The Basics of Quantum Computing for Chemists

TL;DR

This paper introduces chemists to the fundamental concepts of quantum computing, highlighting its potential to revolutionize quantum chemistry simulations and discussing recent developments and challenges in the field.

Contribution

It provides an accessible overview of quantum information principles and their application to quantum computing for chemical simulations, addressing a knowledge gap for chemists.

Findings

Quantum computing offers promising avenues for quantum chemistry.

Recent developments enhance the feasibility of quantum chemical simulations.

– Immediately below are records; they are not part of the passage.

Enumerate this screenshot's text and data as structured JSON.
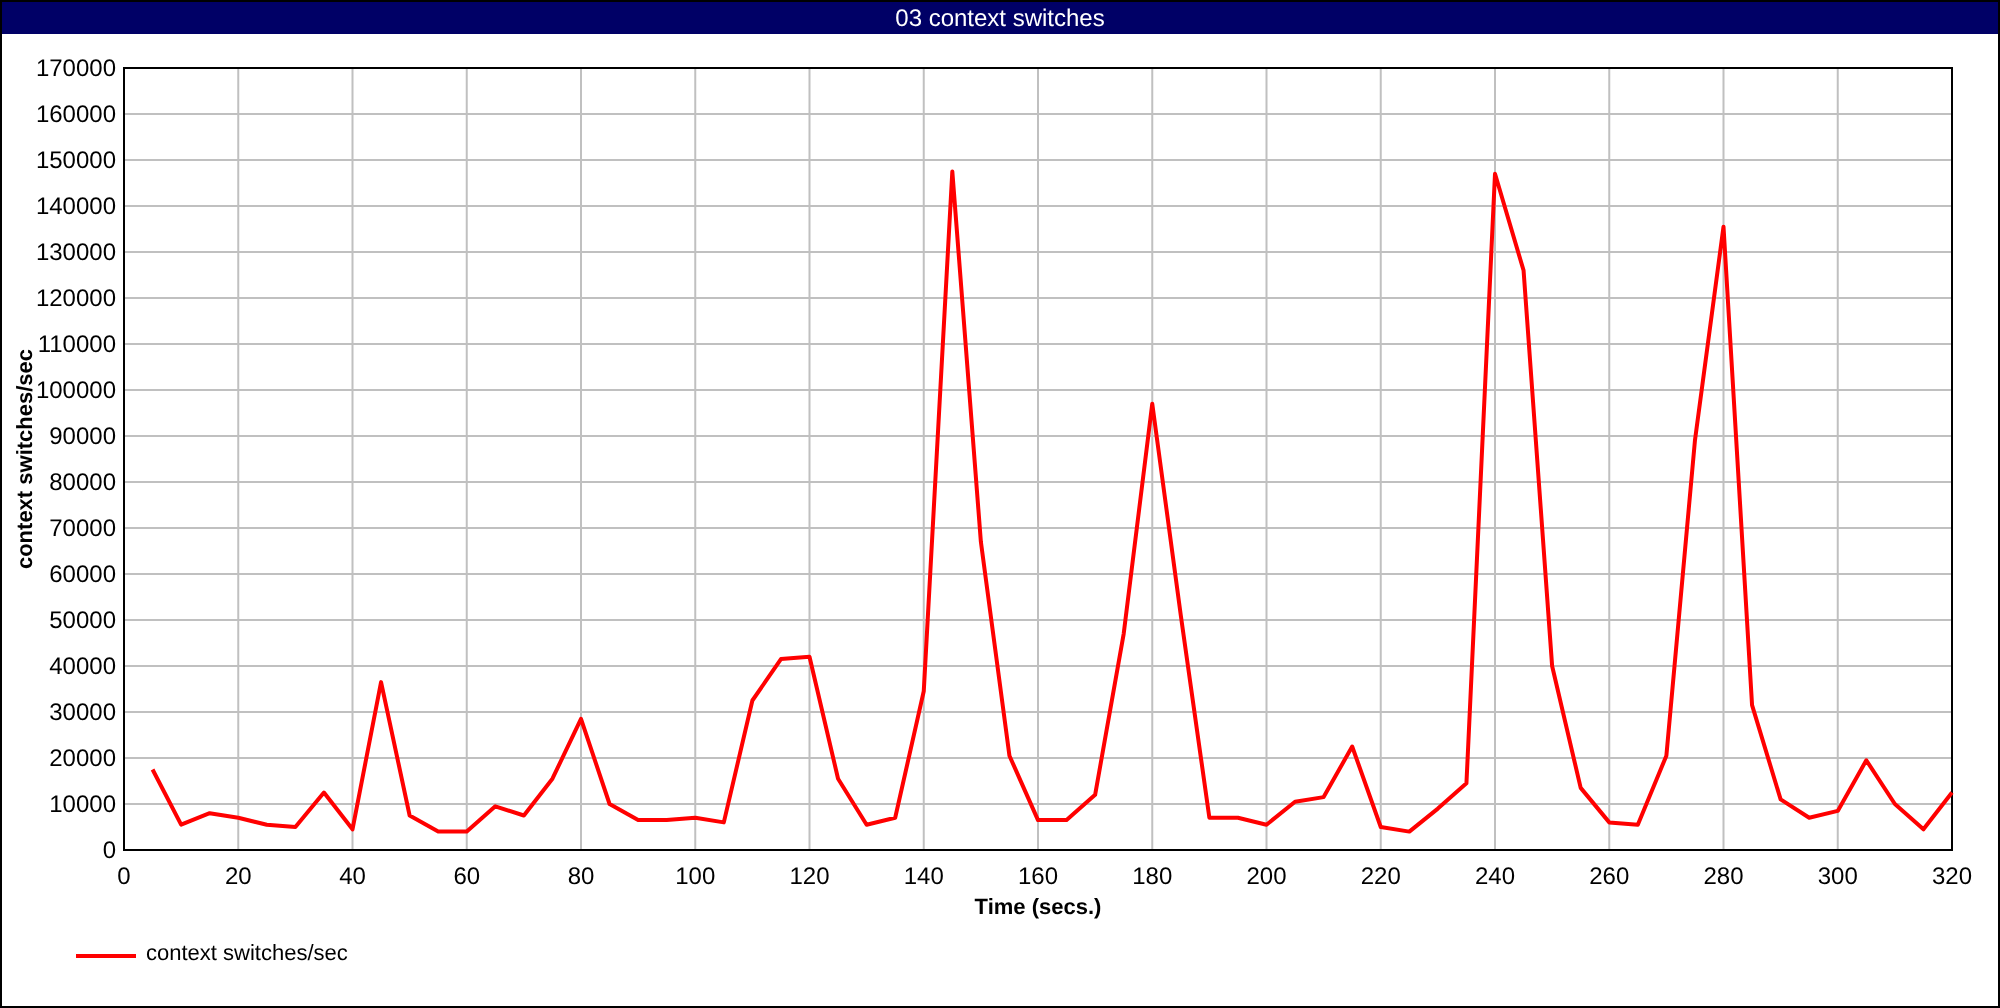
{
  "window": {
    "title": "03 context switches"
  },
  "chart": {
    "chart_data": {
      "type": "line",
      "grid": true,
      "xlabel": "Time (secs.)",
      "ylabel": "context switches/sec",
      "xlim": [
        0,
        320
      ],
      "ylim": [
        0,
        170000
      ],
      "xticks": [
        0,
        20,
        40,
        60,
        80,
        100,
        120,
        140,
        160,
        180,
        200,
        220,
        240,
        260,
        280,
        300,
        320
      ],
      "yticks": [
        0,
        10000,
        20000,
        30000,
        40000,
        50000,
        60000,
        70000,
        80000,
        90000,
        100000,
        110000,
        120000,
        130000,
        140000,
        150000,
        160000,
        170000
      ],
      "x": [
        5,
        10,
        15,
        20,
        25,
        30,
        35,
        40,
        45,
        50,
        55,
        60,
        65,
        70,
        75,
        80,
        85,
        90,
        95,
        100,
        105,
        110,
        115,
        120,
        125,
        130,
        135,
        140,
        145,
        150,
        155,
        160,
        165,
        170,
        175,
        180,
        185,
        190,
        195,
        200,
        205,
        210,
        215,
        220,
        225,
        230,
        235,
        240,
        245,
        250,
        255,
        260,
        265,
        270,
        275,
        280,
        285,
        290,
        295,
        300,
        305,
        310,
        315,
        320
      ],
      "series": [
        {
          "name": "context switches/sec",
          "color": "#ff0000",
          "values": [
            17500,
            5500,
            8000,
            7000,
            5500,
            5000,
            12500,
            4500,
            36500,
            7500,
            4000,
            4000,
            9500,
            7500,
            15500,
            28500,
            10000,
            6500,
            6500,
            7000,
            6000,
            32500,
            41500,
            42000,
            15500,
            5500,
            7000,
            34500,
            147500,
            67000,
            20500,
            6500,
            6500,
            12000,
            47000,
            97000,
            51000,
            7000,
            7000,
            5500,
            10500,
            11500,
            22500,
            5000,
            4000,
            9000,
            14500,
            147000,
            126000,
            40000,
            13500,
            6000,
            5500,
            20500,
            89000,
            135500,
            31500,
            11000,
            7000,
            8500,
            19500,
            10000,
            4500,
            12500
          ]
        }
      ]
    }
  }
}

Challenges remain in adapting chemistry to quantum computational architectures.

Abstract

The rapid and successful strides in quantum chemistry in the past decades can be largely credited to a conspicuous synergy between theoretical and computational advancements. However, the architectural computer archetype that enabled such a progress is approaching a state of more stagnant development. One of the most promising technological avenues for the continuing progress of quantum chemistry is the emerging quantum computing paradigm. This revolutionary proposal comes with several challenges, which span a wide array of disciplines. In chemistry, it implies, among other things, a need to reformulate some of its long established cornerstones in order to adjust to the operational demands and constraints of quantum computers. Due to its relatively recent emergence, much of quantum computing may still seem fairly nebulous and largely unknown to most chemists. It is in this context that here we review and illustrate the basic aspects of quantum information and their relation to quantum computing insofar as enabling simulations of quantum chemistry. We consider some of the most relevant developments in light of these aspects and discuss the current landscape when of relevance to quantum chemical simulations in quantum computers.